STATE v. COPAGE

No. 34,850.

STATE OF NEW MEXICO, Plaintiff-Appellee, v. NATHAN COPAGE, Defendant-Appellant.

Court of Appeals of New Mexico.


Attorney(s) appearing for the Case

Hector H. Balderas , Attorney General, Santa Fe, NM, for Appellee.

Bennett J. Baur , Chief Public Defender, Steven J. Forsberg , Assistant Public Defender, Albuquerque, NM, for Appellant.


This memorandum opinion was not selected for publication in the New Mexico Appellate Reports. Please see Rule 12-405 NMRA for restrictions on the citation of unpublished memorandum opinions. Please also note that this electronic memorandum opinion may contain computer-generated errors or other deviations from the official paper version filed by the Court of Appeals and does not include the filing date.

MEMORANDUM OPINION

JAMES J. WECHSLER, Judge.

{1} Defendant appeals from a district court judgment revoking his conditional discharge and placing him on probation. We issued a second calendar notice proposing to affirm. Defendant has responded with a memorandum in opposition and a motion to amend the docketing statement. For the reasons discussed below, the motion is denied and the judgment is affirmed.

MOTION TO AMEND

{2} Defendant has filed a motion to amend the docketing statement to add a new issue. [MIO I] In cases assigned to the summary calendar, this Court will grant a motion to amend the docketing statement to include additional issues if the motion (1) is timely, (2) states all facts material to a consideration of the new issues sought to be raised, (3) explains how the issues were properly preserved or why they may be raised for the first time on appeal, (4) demonstrates just cause by explaining why the issues were not originally raised in the docketing statement, and (5) complies in other respects with the appellate rules. See State v. Rael, 1983-NMCA-081, ¶ 15, 100 N.M. 193, 668 P.2d 309. This Court will deny motions to amend that raise issues that are not viable, even if they allege fundamental or jurisdictional error. See State v. Moore, 1989-NMCA-073, ¶ 42, 109 N.M. 119, 782 P.2d 91, overruled on other grounds by State v. Salgado, 1991-NMCA-044, ¶ 2, 112 N.M. 537, 817 P.2d 730.

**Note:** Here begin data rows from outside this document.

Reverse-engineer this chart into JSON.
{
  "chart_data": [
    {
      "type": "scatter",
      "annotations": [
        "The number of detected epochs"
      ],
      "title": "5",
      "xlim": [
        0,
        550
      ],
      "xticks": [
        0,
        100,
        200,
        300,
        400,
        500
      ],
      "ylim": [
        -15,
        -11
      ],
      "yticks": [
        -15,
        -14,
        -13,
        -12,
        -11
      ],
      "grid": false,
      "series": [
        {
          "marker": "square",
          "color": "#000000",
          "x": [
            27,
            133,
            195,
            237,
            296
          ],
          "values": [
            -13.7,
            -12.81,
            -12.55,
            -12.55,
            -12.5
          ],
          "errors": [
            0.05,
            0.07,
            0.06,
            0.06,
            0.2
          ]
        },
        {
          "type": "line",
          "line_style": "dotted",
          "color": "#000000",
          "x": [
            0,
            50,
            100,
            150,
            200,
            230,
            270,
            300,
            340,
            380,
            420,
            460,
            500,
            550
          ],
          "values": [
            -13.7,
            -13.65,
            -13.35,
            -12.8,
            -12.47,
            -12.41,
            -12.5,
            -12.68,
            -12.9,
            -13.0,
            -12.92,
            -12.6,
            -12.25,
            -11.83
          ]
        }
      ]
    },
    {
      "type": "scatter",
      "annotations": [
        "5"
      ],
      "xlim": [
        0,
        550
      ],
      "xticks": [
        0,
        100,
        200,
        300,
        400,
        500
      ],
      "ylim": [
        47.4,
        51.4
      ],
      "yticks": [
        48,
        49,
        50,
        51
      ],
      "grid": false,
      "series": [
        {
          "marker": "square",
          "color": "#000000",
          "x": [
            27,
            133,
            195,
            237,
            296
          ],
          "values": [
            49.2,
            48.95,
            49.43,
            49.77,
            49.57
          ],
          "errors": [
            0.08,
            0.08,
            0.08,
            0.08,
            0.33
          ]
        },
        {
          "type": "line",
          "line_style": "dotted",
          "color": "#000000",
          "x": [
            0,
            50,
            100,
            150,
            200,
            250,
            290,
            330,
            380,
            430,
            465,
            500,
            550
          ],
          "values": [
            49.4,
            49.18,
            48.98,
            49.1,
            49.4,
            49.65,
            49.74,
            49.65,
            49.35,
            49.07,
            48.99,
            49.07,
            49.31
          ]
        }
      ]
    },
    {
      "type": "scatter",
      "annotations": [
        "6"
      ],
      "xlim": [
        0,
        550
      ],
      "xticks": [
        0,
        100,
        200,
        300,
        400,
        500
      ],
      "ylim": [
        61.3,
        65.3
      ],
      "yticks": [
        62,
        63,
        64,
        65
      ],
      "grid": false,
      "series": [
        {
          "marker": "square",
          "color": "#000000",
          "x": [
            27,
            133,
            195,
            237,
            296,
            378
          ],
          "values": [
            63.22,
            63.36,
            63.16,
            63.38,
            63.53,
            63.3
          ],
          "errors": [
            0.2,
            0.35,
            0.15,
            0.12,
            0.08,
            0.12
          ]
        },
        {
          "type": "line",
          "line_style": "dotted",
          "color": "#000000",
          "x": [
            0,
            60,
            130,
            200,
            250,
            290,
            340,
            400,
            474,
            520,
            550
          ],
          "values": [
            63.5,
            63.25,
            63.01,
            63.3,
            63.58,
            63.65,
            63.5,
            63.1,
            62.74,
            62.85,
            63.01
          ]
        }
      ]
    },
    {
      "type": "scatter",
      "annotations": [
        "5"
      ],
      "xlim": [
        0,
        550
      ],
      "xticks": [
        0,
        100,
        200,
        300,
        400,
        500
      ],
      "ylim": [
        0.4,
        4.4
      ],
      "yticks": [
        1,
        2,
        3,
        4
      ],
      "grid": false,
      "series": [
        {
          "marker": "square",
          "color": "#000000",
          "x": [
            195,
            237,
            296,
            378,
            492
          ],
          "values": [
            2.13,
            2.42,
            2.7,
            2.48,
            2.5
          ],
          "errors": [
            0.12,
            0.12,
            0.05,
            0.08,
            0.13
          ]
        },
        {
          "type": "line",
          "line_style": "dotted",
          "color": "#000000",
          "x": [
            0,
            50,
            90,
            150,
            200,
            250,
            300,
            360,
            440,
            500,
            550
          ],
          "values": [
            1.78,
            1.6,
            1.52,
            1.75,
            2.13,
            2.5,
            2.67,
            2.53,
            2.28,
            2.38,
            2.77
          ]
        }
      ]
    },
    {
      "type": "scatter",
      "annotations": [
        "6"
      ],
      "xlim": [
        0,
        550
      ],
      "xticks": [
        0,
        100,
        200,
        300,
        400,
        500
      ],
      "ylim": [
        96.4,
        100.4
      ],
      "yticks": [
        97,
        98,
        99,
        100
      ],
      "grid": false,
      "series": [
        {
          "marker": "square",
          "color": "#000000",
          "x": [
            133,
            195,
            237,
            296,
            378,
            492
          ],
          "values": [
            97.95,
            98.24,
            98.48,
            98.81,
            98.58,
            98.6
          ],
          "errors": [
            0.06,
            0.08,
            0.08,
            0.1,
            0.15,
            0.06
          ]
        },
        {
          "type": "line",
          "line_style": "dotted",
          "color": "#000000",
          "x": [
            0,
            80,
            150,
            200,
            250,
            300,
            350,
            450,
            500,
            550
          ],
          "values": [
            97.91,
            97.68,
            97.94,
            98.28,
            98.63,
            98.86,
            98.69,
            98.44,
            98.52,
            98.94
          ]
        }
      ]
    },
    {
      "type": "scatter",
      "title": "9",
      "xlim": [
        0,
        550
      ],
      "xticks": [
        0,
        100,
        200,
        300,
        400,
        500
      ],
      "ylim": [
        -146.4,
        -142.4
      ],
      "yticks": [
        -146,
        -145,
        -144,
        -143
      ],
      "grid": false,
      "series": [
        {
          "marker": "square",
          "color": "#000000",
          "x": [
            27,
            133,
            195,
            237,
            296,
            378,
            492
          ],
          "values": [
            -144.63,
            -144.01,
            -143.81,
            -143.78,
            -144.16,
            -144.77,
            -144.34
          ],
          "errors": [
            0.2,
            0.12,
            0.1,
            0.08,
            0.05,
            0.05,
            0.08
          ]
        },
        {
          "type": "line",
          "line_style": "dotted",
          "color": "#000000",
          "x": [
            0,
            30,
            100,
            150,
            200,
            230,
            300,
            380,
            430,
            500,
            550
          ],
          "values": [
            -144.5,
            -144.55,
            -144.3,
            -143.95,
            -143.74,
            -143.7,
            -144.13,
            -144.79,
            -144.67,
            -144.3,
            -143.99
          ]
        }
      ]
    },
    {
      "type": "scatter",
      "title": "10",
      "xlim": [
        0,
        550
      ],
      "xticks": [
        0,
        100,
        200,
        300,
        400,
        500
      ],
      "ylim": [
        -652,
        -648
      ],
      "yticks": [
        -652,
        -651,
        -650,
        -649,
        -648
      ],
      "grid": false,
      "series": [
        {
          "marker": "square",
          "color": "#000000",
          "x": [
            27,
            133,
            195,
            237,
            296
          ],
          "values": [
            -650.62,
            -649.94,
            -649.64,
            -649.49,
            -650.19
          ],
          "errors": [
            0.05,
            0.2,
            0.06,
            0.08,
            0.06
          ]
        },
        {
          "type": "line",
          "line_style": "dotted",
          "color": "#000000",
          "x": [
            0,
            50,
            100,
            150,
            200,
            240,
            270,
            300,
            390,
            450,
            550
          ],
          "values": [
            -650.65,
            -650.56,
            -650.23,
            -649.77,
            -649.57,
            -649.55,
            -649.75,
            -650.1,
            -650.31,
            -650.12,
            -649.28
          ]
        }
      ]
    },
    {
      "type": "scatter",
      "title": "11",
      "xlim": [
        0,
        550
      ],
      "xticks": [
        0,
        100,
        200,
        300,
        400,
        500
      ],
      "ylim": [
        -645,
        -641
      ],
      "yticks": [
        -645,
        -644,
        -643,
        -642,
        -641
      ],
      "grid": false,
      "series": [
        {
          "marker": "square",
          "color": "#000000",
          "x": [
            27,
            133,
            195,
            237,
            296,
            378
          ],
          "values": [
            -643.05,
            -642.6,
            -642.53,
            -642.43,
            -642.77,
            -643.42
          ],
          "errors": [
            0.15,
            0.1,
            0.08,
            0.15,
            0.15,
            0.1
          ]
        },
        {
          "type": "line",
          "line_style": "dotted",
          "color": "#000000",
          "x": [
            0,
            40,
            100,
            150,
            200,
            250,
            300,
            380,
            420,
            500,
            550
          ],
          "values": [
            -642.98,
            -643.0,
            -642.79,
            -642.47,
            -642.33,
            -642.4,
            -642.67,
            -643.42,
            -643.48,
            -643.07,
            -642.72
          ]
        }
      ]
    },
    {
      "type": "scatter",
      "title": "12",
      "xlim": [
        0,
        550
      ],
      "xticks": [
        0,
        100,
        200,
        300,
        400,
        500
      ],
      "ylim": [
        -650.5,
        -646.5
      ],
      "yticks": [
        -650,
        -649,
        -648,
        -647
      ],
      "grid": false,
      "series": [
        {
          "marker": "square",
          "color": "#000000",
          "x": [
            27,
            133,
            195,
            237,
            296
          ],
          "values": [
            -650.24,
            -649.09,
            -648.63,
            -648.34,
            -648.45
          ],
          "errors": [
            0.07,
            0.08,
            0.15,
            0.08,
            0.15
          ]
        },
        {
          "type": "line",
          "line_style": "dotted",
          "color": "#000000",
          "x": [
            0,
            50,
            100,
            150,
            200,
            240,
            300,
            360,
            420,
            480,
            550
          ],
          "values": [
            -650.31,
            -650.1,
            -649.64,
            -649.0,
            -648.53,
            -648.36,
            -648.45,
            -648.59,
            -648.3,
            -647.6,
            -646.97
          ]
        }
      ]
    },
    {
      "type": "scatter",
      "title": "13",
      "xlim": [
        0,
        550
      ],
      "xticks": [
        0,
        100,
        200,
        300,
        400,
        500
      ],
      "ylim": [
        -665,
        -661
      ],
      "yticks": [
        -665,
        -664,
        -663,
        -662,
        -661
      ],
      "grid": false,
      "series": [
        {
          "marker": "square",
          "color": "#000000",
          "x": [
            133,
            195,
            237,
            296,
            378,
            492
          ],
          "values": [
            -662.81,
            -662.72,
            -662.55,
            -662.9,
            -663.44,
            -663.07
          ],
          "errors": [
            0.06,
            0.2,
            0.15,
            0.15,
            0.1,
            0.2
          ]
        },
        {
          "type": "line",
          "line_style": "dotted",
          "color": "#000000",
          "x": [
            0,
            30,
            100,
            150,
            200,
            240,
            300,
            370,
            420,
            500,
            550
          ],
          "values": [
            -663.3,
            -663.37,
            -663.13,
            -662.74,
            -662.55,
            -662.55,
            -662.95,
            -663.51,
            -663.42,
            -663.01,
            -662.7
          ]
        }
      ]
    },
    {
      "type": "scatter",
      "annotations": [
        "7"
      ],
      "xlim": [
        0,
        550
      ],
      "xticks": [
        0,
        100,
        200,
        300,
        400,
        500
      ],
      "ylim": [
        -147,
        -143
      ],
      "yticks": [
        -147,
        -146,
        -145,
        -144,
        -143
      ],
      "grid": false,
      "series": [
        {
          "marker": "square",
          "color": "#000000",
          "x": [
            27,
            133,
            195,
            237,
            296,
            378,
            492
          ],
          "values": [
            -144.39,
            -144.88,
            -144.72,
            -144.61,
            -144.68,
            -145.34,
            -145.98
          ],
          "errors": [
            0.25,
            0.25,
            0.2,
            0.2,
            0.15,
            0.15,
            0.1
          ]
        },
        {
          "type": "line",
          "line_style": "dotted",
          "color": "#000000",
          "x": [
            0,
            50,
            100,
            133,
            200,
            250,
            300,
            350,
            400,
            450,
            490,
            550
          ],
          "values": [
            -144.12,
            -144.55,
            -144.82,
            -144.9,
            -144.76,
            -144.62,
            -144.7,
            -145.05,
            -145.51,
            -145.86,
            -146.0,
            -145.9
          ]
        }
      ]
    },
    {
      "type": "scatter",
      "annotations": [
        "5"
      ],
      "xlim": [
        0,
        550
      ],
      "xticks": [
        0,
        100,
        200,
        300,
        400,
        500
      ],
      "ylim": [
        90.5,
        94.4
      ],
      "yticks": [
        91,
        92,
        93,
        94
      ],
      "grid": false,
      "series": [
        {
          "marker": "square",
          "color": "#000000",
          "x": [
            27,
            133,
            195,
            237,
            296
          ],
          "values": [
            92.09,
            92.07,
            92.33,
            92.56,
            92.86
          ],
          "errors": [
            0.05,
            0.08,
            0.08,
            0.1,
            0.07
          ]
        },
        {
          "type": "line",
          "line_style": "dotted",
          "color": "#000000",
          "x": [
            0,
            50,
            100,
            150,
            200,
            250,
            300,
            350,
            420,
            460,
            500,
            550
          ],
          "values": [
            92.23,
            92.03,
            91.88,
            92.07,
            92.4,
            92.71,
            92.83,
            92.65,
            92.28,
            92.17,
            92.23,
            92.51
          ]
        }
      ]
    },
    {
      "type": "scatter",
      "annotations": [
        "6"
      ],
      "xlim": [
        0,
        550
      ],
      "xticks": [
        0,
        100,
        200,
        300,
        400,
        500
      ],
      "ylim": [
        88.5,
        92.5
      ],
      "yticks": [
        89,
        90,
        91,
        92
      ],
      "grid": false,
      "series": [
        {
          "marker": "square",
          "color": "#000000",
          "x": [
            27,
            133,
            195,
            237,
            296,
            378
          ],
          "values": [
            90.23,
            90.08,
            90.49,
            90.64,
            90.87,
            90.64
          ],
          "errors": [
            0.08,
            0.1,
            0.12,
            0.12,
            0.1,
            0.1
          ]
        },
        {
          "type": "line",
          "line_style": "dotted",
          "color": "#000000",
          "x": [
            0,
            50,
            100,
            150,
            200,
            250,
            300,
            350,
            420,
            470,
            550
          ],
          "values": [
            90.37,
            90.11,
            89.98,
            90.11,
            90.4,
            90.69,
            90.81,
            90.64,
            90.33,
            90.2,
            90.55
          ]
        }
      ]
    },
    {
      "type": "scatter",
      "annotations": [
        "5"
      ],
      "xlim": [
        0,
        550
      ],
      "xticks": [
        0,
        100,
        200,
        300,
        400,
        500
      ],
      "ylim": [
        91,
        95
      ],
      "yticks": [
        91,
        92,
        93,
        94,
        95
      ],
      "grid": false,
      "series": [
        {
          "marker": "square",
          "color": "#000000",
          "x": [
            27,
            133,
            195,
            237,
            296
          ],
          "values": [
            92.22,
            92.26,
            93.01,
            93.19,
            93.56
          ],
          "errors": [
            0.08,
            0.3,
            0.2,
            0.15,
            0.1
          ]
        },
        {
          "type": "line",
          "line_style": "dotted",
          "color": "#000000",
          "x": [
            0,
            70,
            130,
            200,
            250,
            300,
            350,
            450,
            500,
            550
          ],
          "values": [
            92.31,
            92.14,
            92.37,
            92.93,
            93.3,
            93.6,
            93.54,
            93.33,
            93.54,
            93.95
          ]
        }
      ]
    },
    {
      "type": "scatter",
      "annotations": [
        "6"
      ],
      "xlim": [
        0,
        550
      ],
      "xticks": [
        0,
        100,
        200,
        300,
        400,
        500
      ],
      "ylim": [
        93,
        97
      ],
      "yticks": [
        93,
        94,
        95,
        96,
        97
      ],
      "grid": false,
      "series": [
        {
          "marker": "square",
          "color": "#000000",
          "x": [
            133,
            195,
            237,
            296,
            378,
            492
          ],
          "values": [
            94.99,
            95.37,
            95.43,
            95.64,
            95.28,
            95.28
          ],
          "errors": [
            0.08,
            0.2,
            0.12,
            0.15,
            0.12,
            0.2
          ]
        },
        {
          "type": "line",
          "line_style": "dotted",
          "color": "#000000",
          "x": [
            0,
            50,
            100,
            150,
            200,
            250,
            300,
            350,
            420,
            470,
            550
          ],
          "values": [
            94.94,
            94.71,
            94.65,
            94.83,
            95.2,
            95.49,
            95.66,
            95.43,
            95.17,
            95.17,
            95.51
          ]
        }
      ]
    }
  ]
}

{3} Here, Defendant also has filed a motion to amend the docketing statement. Defendant's description of the issue is merely a re-statement of the issue that has already been raised. [MIO 2] He also goes on to argue that his probation period violated due process and double jeopardy and amounted to cruel and unusual punishment. [MIO 3] The due process and double jeopardy arguments are predicated on the alleged lack of authority to impose the sentence. We also do not believe that a statutorily-authorized term of probation constitutes cruel and unusual punishment. See State v. Ira, 2002-NMCA-037, ¶ 18, 132 N.M. 8, 43 P.3d 359 (noting that cruel and unusual sentence must be so disproportionate to crime that it shocks the conscience). Accordingly, we conclude that the motion to amend is not viable.

VALIDITY OF PROBATION

{4} Defendant continues to claim that the district court lacked authority to place him on probation. [MIO 1] The district court issued a conditional discharge order in May 2013 pursuant to a plea agreement wherein Defendant pled to two fourth degree felonies, to be served concurrently, for a potential term of imprisonment of eighteen months. [RP 57, 62] Defendant was given a suspended sentence of eighteen months and placed on probation for a period of five years. [RP 57, 62] In August 2014, the district court revoked the conditional discharge, found Defendant guilty of the underlying crimes, and suspended his sentence and placed him on probation. [RP 118] Defendant does not dispute that when he was re-sentenced he was properly credited for the period he was on probation. With respect to the authority to impose probation beyond the term of the basic sentence, the conditional discharge statute, NMSA 1978, § 31-20-13(A) (1994), authorizes the imposition of probation, which may be up to five years, as happened in this case. [RP 62] See NMSA 1978, § 31-20-5(A) (2003); see also State v. Encinias, 1986-NMCA-049, ¶ 13, 104 N.M. 740, 726 P.2d 1174 (concluding that the district court has discretion to award up to five years of probation and that this probation period is not limited to the potential term of incarceration). Defendant's reliance on State v. Nolan, 1979-NMCA-116, ¶¶ 20-21, 93 N.M. 472, 601 P.2d 442, is misplaced. That case did not involve a conditional discharge order. Instead, in Nolan the defendant was sentenced to be incarcerated for the full term, with no suspension or deferral. Id. The suspension or deferral was deemed a prerequisite for any additional probationary term. Here, Section 31-20-13(A) expressly authorized the term of probation ordered by the district court. [RP 62]

{5} For the reasons set forth above, we affirm.

{6} IT IS SO ORDERED.

LINDA M. VANZI, Chief Judge and TIMOTHY L. GARCIA, Judge, concurs.